I think it is important for higher-level students, after their introduction to clay and glaze, to learn about glaze formulation and basic kiln firing. These students need to understand why glazes work they way they do in order to make informed decisions about their formal and aesthetic choices. Beginning students look to intermediate and advanced clay students for advice and support in the studio, thus it is important to me that these students understand the medium well enough to explain the basics to their classmates and to recognize how their actions can cause changes in the clay or the glaze during the firing.

A clay studio and classroom is made up of students with a mix of abilities and backgrounds. These students will influence each other, so it is imperative that the instructor set clear expectations for quality of work, behavior and responsibilities in the studio. Students in my classes understand that they will be challenged at their level. Students are urged to push themselves to explore the possibilities of an assignment once they have met the basic requirements. Once techniques have been learned, students are asked to focus on the visual relationships in the form, or the surface qualities or on their personal expression through larger groups of work.

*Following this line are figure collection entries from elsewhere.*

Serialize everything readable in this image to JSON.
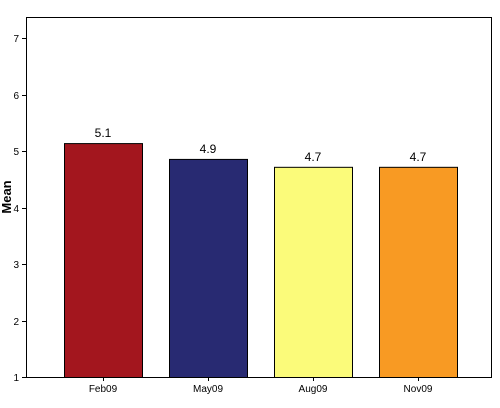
{
  "chart_data": {
    "type": "bar",
    "title": "",
    "xlabel": "",
    "ylabel": "Mean",
    "ylim": [
      1,
      7
    ],
    "yticks": [
      1,
      2,
      3,
      4,
      5,
      6,
      7
    ],
    "grid": false,
    "categories": [
      "Feb09",
      "May09",
      "Aug09",
      "Nov09"
    ],
    "values": [
      5.14,
      4.86,
      4.72,
      4.72
    ],
    "data_labels": [
      "5.1",
      "4.9",
      "4.7",
      "4.7"
    ],
    "colors": [
      "#a3161e",
      "#282a72",
      "#fbfb7a",
      "#f89a23"
    ]
  }
}
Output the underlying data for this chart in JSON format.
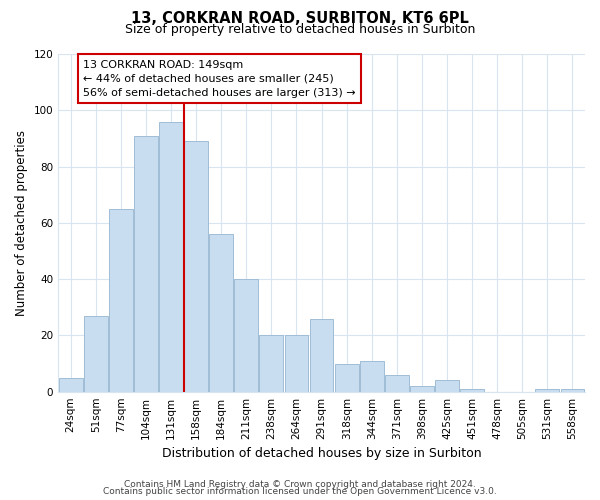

I find that students learn best when they are actively involved in projects that challenge them and require them to plan their time. Students need to see that their choices in building their work, planning drying time, and applying glazes all lead to results that are not dictated by the instructor or a grade. The clay studio is a real life laboratory where mistakes can lead to breakage or glaze drips and good choices lead to strong work that is successful both physically and visually, and eventually, emotionally and expressively.

Ideally, the experience of making art from clay is about something broader than one class or one sculpture or vase.  It is about experimenting and learning from the clay and letting the clay process teach the student about himself as learner, a thinker and a maker.